Ohio concert to go on despite protests from town residents
An on-again, off-again heavy-metal rock concert in Streetsboro, Ohio, is on again after city leaders recently exempted school functions from a city-permit law.
But a group of residents last week pledged to fight the exemption that will allow a local high school to sponsor a concert featuring a shock-rock band.
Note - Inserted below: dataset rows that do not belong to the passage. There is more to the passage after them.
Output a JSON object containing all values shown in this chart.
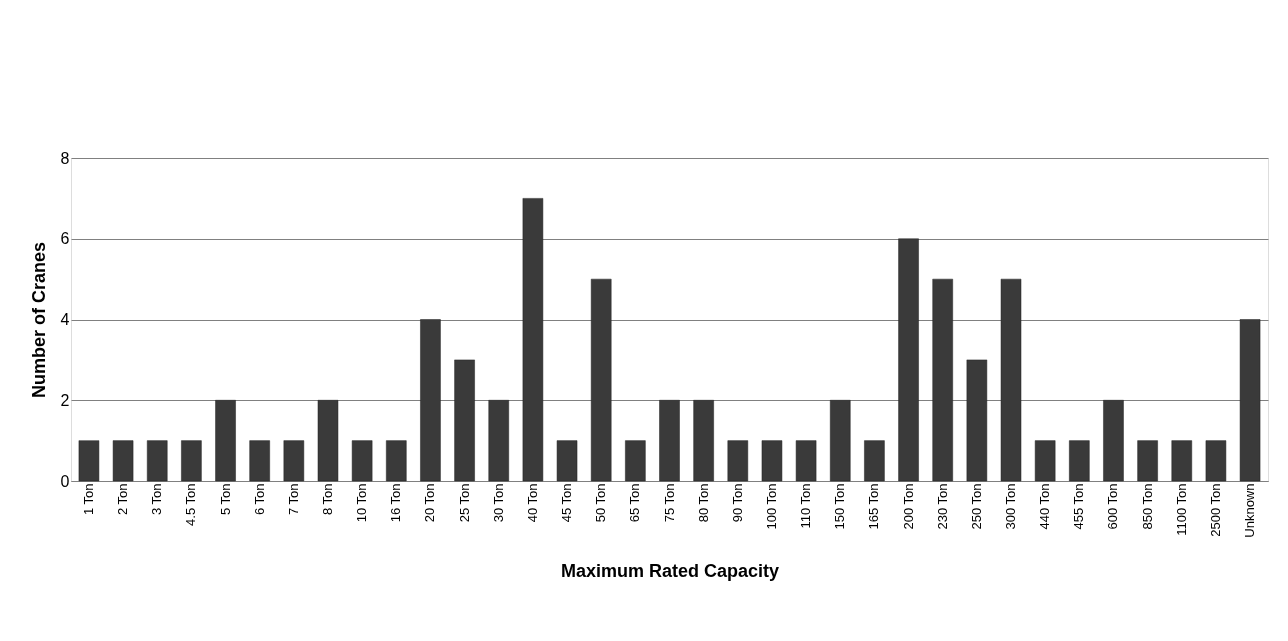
{
  "chart_data": {
    "type": "bar",
    "xlabel": "Maximum Rated Capacity",
    "ylabel": "Number of Cranes",
    "categories": [
      "1 Ton",
      "2 Ton",
      "3 Ton",
      "4.5 Ton",
      "5 Ton",
      "6 Ton",
      "7 Ton",
      "8 Ton",
      "10 Ton",
      "16 Ton",
      "20 Ton",
      "25 Ton",
      "30 Ton",
      "40 Ton",
      "45 Ton",
      "50 Ton",
      "65 Ton",
      "75 Ton",
      "80 Ton",
      "90 Ton",
      "100 Ton",
      "110 Ton",
      "150 Ton",
      "165 Ton",
      "200 Ton",
      "230 Ton",
      "250 Ton",
      "300 Ton",
      "440 Ton",
      "455 Ton",
      "600 Ton",
      "850 Ton",
      "1100 Ton",
      "2500 Ton",
      "Unknown"
    ],
    "values": [
      1,
      1,
      1,
      1,
      2,
      1,
      1,
      2,
      1,
      1,
      4,
      3,
      2,
      7,
      1,
      5,
      1,
      2,
      2,
      1,
      1,
      1,
      2,
      1,
      6,
      5,
      3,
      5,
      1,
      1,
      2,
      1,
      1,
      1,
      4
    ],
    "color": "#3a3a3a",
    "ylim": [
      0,
      8
    ],
    "yticks": [
      0,
      2,
      4,
      6,
      8
    ],
    "grid": "y"
  }
}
Spring Mosh '99, set for April 24 at Streetsboro High School, will go on despite the effort to bar students from organizing such concerts on school property in the future.
Students organized Spring Mosh '99 as a benefit heavy-metal rock concert for the high school's low-power radio station WSTB/88.9FM. Reports that local shock-rock band Mushroomhead planned to perform sparked community protests.
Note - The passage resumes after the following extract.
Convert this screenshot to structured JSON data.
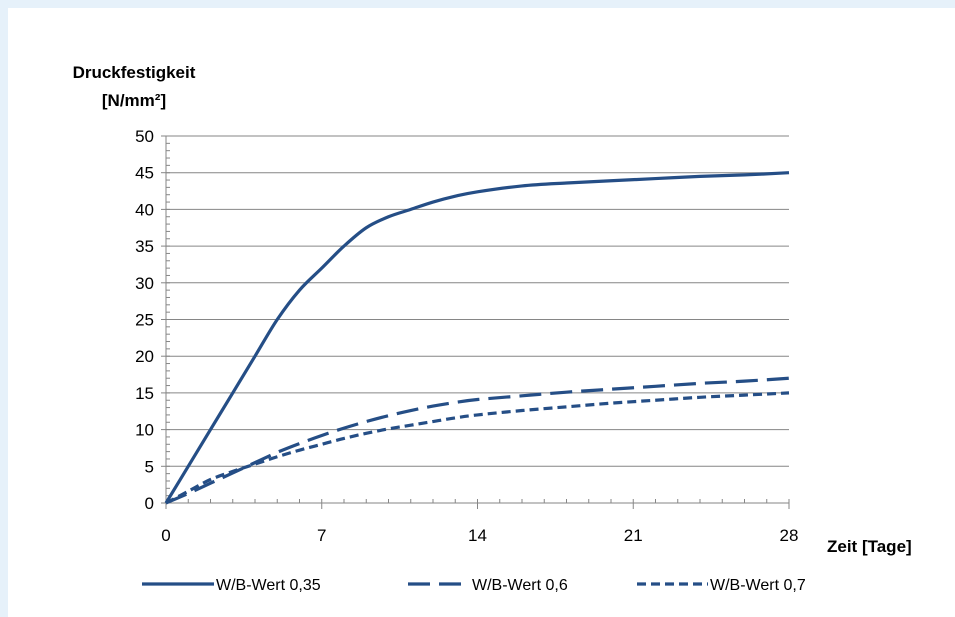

After the Streetsboro Board of Education last February refused to halt the concert, Mayor Sally Henzel denied organizers a required city permit. But the Streetsboro City Council amended the permit ordinance on March 8 to exempt school functions, thus allowing the concert to continue.
Students claimed that efforts to block the concert were based solely on the content of Mushroomhead's songs, and thus violated the students' free-expression rights.
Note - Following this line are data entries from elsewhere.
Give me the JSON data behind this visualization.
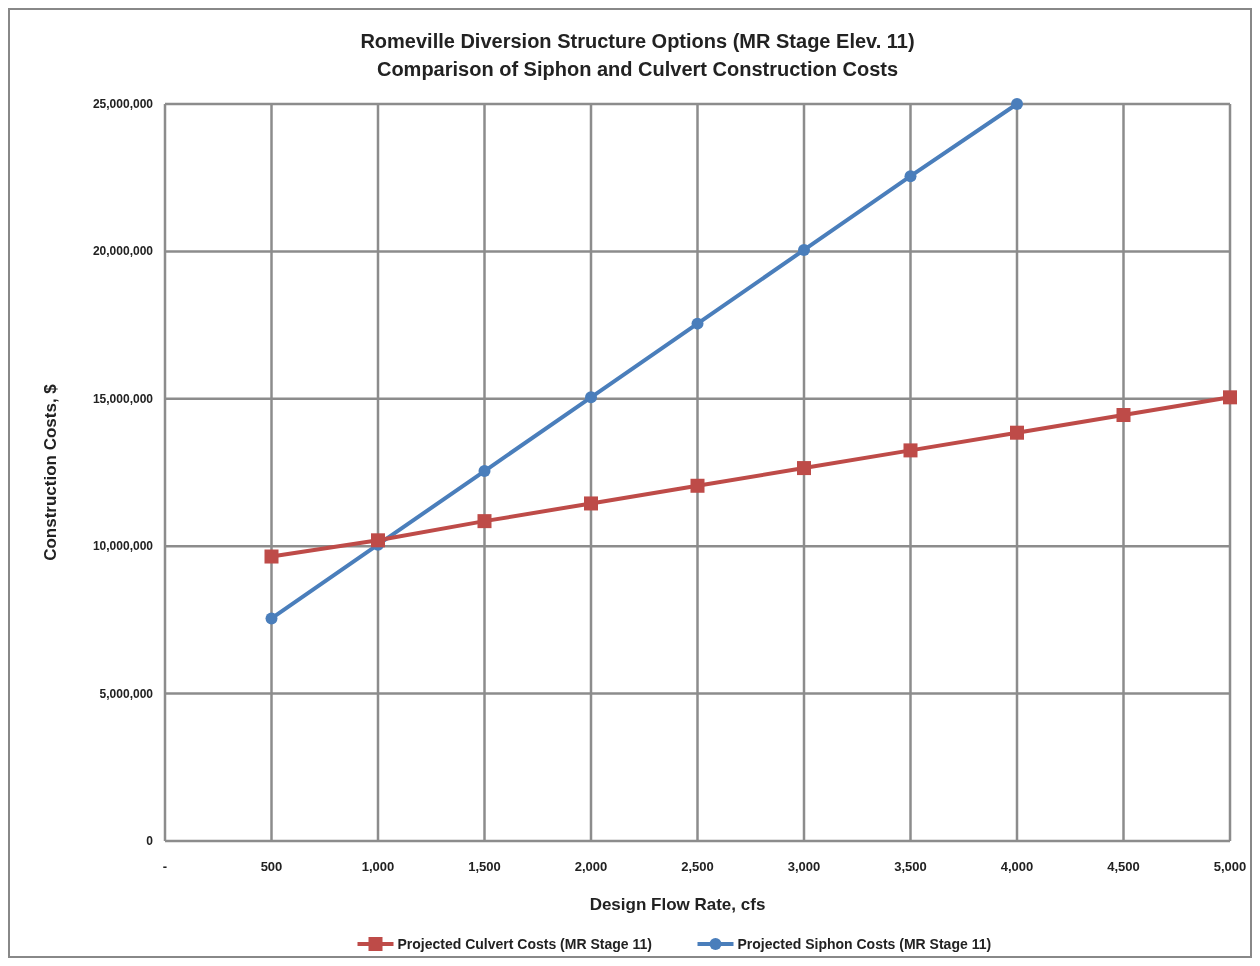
{
  "chart_data": {
    "type": "line",
    "title": "Romeville Diversion Structure Options (MR Stage Elev. 11)",
    "subtitle": "Comparison of Siphon and Culvert Construction Costs",
    "xlabel": "Design Flow Rate, cfs",
    "ylabel": "Construction Costs, $",
    "x": [
      500,
      1000,
      1500,
      2000,
      2500,
      3000,
      3500,
      4000,
      4500,
      5000
    ],
    "series": [
      {
        "name": "Projected Culvert Costs (MR Stage 11)",
        "color": "#be4b48",
        "marker": "square",
        "values": [
          9650000,
          10200000,
          10850000,
          11450000,
          12050000,
          12650000,
          13250000,
          13850000,
          14450000,
          15050000
        ]
      },
      {
        "name": "Projected Siphon Costs (MR Stage 11)",
        "color": "#4a7ebb",
        "marker": "circle",
        "values": [
          7550000,
          10050000,
          12550000,
          15050000,
          17550000,
          20050000,
          22550000,
          25000000,
          null,
          null
        ]
      }
    ],
    "xlim": [
      0,
      5000
    ],
    "xticks": [
      {
        "value": 0,
        "label": "-"
      },
      {
        "value": 500,
        "label": "500"
      },
      {
        "value": 1000,
        "label": "1,000"
      },
      {
        "value": 1500,
        "label": "1,500"
      },
      {
        "value": 2000,
        "label": "2,000"
      },
      {
        "value": 2500,
        "label": "2,500"
      },
      {
        "value": 3000,
        "label": "3,000"
      },
      {
        "value": 3500,
        "label": "3,500"
      },
      {
        "value": 4000,
        "label": "4,000"
      },
      {
        "value": 4500,
        "label": "4,500"
      },
      {
        "value": 5000,
        "label": "5,000"
      }
    ],
    "ylim": [
      0,
      25000000
    ],
    "yticks": [
      0,
      {
        "value": 5000000,
        "label": "5,000,000"
      },
      {
        "value": 10000000,
        "label": "10,000,000"
      },
      {
        "value": 15000000,
        "label": "15,000,000"
      },
      {
        "value": 20000000,
        "label": "20,000,000"
      },
      {
        "value": 25000000,
        "label": "25,000,000"
      }
    ],
    "grid": true,
    "legend": "bottom",
    "line_style": "solid"
  }
}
Henzel didn't return calls from the First Amendment Center, but she told the Akron Beacon Journal that she opposed the concert for safety reasons. She said city law enforcement couldn't handle the crowd expected to attend the concert.
The sold-out concert is expected to draw more than 1,500 people and also includes such bands as Dolly Trauma, Hate Theory and NDE.
A group of residents protesting the concert filed a petition last week asking the council to repeal the ordinance amendment. The council, which meets again on April 26, could rescind the amendment or put it before the voters in November.